E porque a desditosa criatura se pusesse de joelhos, o corretor gritou, áspero:

- Saia da minha frente! Sou um homem ocupado, tenho mais o que fazer! Se quiser dinheiro, que vá trabalhar!...

Reergueu-se a pedinte, retrocedendo humilhada, enquanto o mal-humorado viajor continuava a caminho. 

Transcorrida uma semana, eis Anselmo, de novo, na reunião, perante Irmão Rogério que distribuia os benefícios da evangelização. 
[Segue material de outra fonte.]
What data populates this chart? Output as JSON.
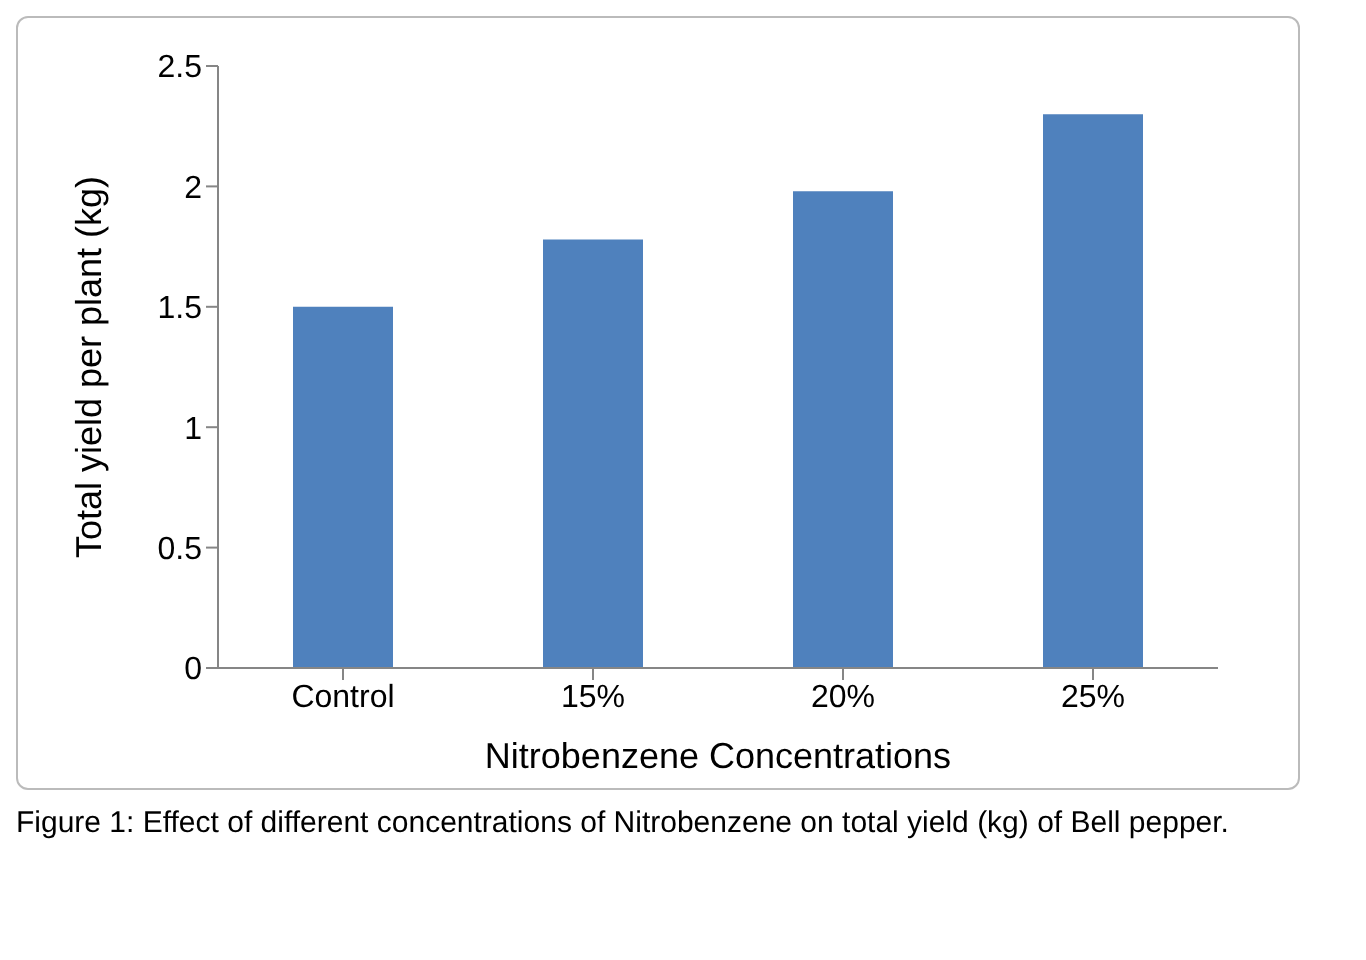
{
  "chart_data": {
    "type": "bar",
    "xlabel": "Nitrobenzene Concentrations",
    "ylabel": "Total yield per plant (kg)",
    "categories": [
      "Control",
      "15%",
      "20%",
      "25%"
    ],
    "values": [
      1.5,
      1.78,
      1.98,
      2.3
    ],
    "color": "#4f81bd",
    "ylim": [
      0,
      2.5
    ],
    "yticks": [
      0,
      0.5,
      1,
      1.5,
      2,
      2.5
    ],
    "grid": false,
    "legend": false,
    "annotations": [
      "Figure 1: Effect of different concentrations of Nitrobenzene on total yield (kg) of Bell pepper."
    ]
  }
}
Pedia dinheiro, aguardava dinheiro...

Rogério lhe ouviu a longa súplica, fixando o belo sorriso na expressão fisionômica, e rematou:

- Anselmo, meu filho, estamos observando a força de suas promessas e decisões. Sem dúvida que o dinheiro é necessário para a execução de determinadas obras de beneficência na Terra, mas se você não tem ainda a precisa coragem para se desfazer de dois cruzeiros, em favor de pobre mãe, depois de haver recebido dez cruzeiros, que lhe colocamos aos pés, através do vento, de que modo conseguirá você auxiliar os outros, se o Mundo Espiritual lhe confiar agora a fortuna de alguns milhões?